14. How the International CGI built GeoSciML (2003-2008) The first step was to create a logical model based on internationally agreed concepts of geoscience (we call this a conceptual model for short) showing: • the objects in the system • what their properties (attributes) are • how they relate to each other. This has been built using Universal Modelling Language (UML). This is thus a Model Derived Architecture (MDA) – as required increasingly by law on the international scene. Model first then XML schema second. Very important. The UML model was then used to define the structure of the mark-up language for data transfer. The ‘profile’ of UML modelling used was especially designed so that an XML ‘application of GML’ could be produced from it. The mark-up language used is XML (W3C) and incorporates pre-existing standard implementations, in particular Geography Mark-up Language (GML 3.1.1) developed by OGC. GeoSciML is a GeoScience Mark-up Language based on GML encoded in XML.

15. Using International standards to engender interoperability: http://www.geosciml.org

16. The scope of GeoSciML • The scientific information (not cartography) normally shown on geological maps including: • Geologic Units • Earth materials (lithologies) • Geologic Structures This information is mainly interpretative • Boreholes • Samples and measurements and further observations

18. What we can do with GeoSciML GML-based data can be used in OGC web services: Rendered into a queryable map … … formatted into a report or …. … read and used by any WFS/GML enabled application

19. It's a walk through of the draft conceptual design.
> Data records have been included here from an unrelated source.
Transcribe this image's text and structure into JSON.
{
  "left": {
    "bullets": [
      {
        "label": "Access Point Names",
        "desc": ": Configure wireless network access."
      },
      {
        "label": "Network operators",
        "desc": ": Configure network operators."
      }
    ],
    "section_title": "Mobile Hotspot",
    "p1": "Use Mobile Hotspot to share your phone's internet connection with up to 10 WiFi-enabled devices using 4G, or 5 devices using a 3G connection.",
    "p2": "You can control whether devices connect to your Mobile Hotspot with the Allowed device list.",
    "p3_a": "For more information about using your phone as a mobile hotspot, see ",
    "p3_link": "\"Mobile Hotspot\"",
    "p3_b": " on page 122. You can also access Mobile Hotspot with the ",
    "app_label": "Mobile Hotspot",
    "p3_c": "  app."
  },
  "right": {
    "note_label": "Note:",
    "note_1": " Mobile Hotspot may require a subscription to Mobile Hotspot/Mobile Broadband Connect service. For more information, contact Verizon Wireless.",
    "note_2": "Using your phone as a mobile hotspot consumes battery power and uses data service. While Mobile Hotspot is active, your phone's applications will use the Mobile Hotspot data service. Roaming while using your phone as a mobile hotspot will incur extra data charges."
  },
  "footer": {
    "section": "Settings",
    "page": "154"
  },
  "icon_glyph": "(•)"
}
It's a walk through of the draft conceptual design.

20. Testbed demonstrator

21. What next for GeoSciML? • EXPRESSING NERC owned and managed geographically located data as UML modelled and designed GML as XML schemas enhanced with concept standardisation, moves us quite far along the road towards greater interoperability between scientific data of similar domain, and prepares the ground for intra-domain combination of data e.g. INSPIRE ANNEX II data being used with ANNEX I and III • HOWEVER it helps to EXPOSE the fact that we may not have understood as well as we thought our own data and did not understand the data quality and conditioning required to let ‘others’ ‘use’ ‘our’ data e.g. BGS has learnt in setting up GeoSciML services that we must map (in the data) some of our internal concepts to internationally agreed ones; BGS has learnt that some of our quality assured ISO 9001:2000 registered data may not be fit for purpose for letting ‘others’ in integrated science use it ‘in the real world’… • Data for integrated sharing must be data conditioned and made fit for purpose and in 2009 GeoSciML version 3 will be developed with a wider INSPIRE and OneGeology scope.

22. Conclusion The drive for integrated science is pushing the development of data models such as CSML and GeoSciML which are further highlighting the need to put effort into data conditioning for interoperability on as many levels as possible.